Dataset Splits No The paper describes the sampling strategy for human evaluation: "For each dataset, we randomly sample 250 questions to evaluate both πrlhf and πinit. . . We first randomly sampled from a subset where πinit and πrlhf share the same answer correctness. We explicitly kept the balance of correct/incorrect outputs, yielding 200 examples. Next, to assess model peformance on the average distribution, we further randomly sampled 50 examples from the remaining subset where πinit and πrlhf differ in answer correctness." However, it does not provide explicit training/validation/test splits for the datasets used to train the models (QuALITY and APPS) with specific percentages or counts.
Hardware Specification No The paper does not mention any specific hardware used for running the experiments, such as GPU models, CPU types, or cloud computing specifications.
Software Dependencies No The paper mentions using "TRLX library to implement PPO" but does not specify a version number for this library. It also refers to models like "Lla MA-2-7B" and "Deepseek-Coder-7B" but does not list them as software dependencies with version numbers.

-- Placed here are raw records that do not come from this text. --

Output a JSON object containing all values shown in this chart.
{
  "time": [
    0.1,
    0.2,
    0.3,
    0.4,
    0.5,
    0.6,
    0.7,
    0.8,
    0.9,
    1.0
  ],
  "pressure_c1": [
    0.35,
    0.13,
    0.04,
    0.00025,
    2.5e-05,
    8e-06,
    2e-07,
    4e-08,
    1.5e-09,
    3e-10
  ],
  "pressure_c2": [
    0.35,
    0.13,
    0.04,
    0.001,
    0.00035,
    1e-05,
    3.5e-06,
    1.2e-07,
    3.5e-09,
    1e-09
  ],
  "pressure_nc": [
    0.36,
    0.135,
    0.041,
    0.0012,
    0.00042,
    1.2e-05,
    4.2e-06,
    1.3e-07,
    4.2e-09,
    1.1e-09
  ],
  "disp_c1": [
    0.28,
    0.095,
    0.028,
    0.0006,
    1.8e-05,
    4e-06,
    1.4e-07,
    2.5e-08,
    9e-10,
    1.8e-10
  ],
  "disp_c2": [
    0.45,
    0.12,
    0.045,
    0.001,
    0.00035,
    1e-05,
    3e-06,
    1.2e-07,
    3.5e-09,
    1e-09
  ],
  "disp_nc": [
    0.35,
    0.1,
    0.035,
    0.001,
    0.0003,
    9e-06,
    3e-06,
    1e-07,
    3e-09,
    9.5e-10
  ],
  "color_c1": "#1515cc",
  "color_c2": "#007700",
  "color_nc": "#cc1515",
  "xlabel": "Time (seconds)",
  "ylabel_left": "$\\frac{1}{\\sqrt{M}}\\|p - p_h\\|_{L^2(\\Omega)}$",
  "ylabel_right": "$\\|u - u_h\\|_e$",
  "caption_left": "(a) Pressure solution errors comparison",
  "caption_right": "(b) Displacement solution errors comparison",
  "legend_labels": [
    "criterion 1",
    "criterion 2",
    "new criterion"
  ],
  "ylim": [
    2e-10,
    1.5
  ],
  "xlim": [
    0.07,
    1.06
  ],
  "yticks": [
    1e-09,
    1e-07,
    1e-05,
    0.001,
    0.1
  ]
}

Experiment Setup No The paper describes the general process of fine-tuning LMs with RLHF and the models used (LlaMA-2-7B, Deepseek-Coder-7B), and mentions using PPO "following common RLHF practices." However, it does not provide specific hyperparameters such as learning rate, batch size, number of epochs, or detailed PPO-specific parameters like clip ratio or entropy coefficient, which are necessary for reproducing the experimental setup.